In the midst of World Cup fever, Gef heads to Jak’s to take in the England game. Brace yourselves…
It’s a Tuesday night; the screaming sun continues to baffle with its stubborn omnipresence and we’re both staying sober. What possessed us to enter Jak’s on the night of the big England match?
Curiosity, mostly. We’re both football fans too which does help survival during what can be a month of bewilderment for some. My mate is English by birth and therefore, when it comes to supporting his countrymen, his weary face betrays the usual story of the sorry England fan:
Rueful ire at his parents married to a bristling fury for condemning him to a life of crushed hopes and dreams. “Why couldn’t you have pulled out, Dad? Saved the little guys for that anniversary trip to Barcelona!”
A dispirited and hopeless resignation to such a fate. “Well, we’re going to bloody lose on penalties aren’t we? Just blow the whistle, ref” (5 minutes in)
Then there’s, obviously, the crazed, irrational but always flickering hope. “Maybe. Just maybe this is our year”
It is the hope, of course, that has brought him here.
But why am I here? Ten minutes in, I’m certainly asking myself that very question. I am trapped like a sardine in a tin-box, drowning in an acrid cocktail of Carling and man-sweat and I’m not even an England fan. Why did I not just watch this at home? I’m not even drinking! As a Scotland fan, it’s safe to say I’m even more well-versed in the art of devastating disenchantment. At least the English have the distant memories of success, the moments of nearly but so far. My family’s nation last featured at a World Cup when selfie meant w*nk and Trump meant fart.

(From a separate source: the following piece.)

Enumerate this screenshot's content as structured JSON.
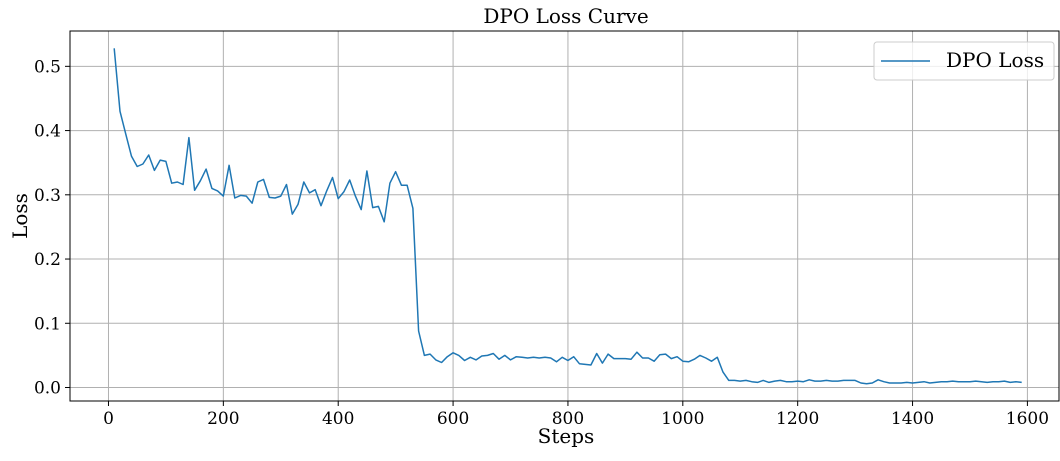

Still, it doesn’t take long for us both to become immersed in the occasion. There’s a palpable tension in the air, a mostly shared nervousness borne from years of underachievement. The camera pans to the respective crowds. The Colombians: beautiful and joyous; a yellow carnival of dancing bees. The English: a plastic glass clutching collective; a static white of nail-biting bald men.
The chanting was surprisingly tame early on. The tension and focus of the fans had yet to be counteracted by the booze. A small cluster start up, inexplicably, with a half-hearted rendition of “Happy Birthday” but thankfully the room is swarming with Green Street-style nutters who stare them down into silence.
As the ale flows the tongues of the febrile masses are loosened. A resounding bark from the back of the room arrives like a thunderbolt – “HE’S A F*CKING SH1THOUSE!” and leaves the masses in no doubt which panto villain to hate. It appears it’s the friendly looking Colombian chap taking a throw-in.
And England are playing alright, actually. The manager is a calm and increasingly dapper presence – Gareth SouthWaistCoat anyone? – and Harry Kane dispatches his 46th penalty of the tournament so far. The collective roar of the ensuing “It’s coming home” has the resonant force of a Brian Blessed belch as delivered by a criminally-minded cockney giant.
Then, of course, with moments to spare, England do an England and shit it all to hell.
Extra time and, inevitably, the dreaded penalties loom like fiendish spectres of crap-tournament past. This sports-bar / steakhouse has now been swallowed whole by the now inebriated hordes. This is no longer Jak’s, this is a bristling hotbed housing the Tourette’s-ridden, the wildly inebriated and, on occasion, the geographically challenged.
“Is Colombia near Spain?” was overheard at one stage, tragically.
These pampered, preening, multi-millionaires are now ours. And we have adorned them with armour, weaponry and gallant valour as they prepare to fight for our mere entertainment, in this modern Roman Colosseum of our own creation. I am swept up in it all. The collective boos ring out but the Colombian man on our television screen doesn’t appear to hear them, and he dispatches his penalty with consummate ease.
As Eric Dier – played here by a young Dolph Lundgren – steps up to take the deciding kick, there is a hush. And then…release. A collective valve is released letting off an intoxicating but potentially deadly combination of orgasmic bliss, head-shaking relief and potent ass-gas. My friend is lost in it all, transported out of himself and residing in the present immediate high that carries him forth, swept up on a feverish drug-cloud where strangers embrace, where the drunkards jump, they bounce and they spill brain-cell-quashing liquids over one another, as is the way.
And, somehow, this silly little game matters, if just for a short while. It is illogical and founded on a partisanship based on little more than birthplace. Still, the sheer over-riding drama of sport can turn observation of the athletic prowess of others into a religious event.
The congregation swig their pints of holy water as the hymn draws to a close. It’s coming home, sing the believers. It probably isn’t but still, it’ll be a hell of a ride.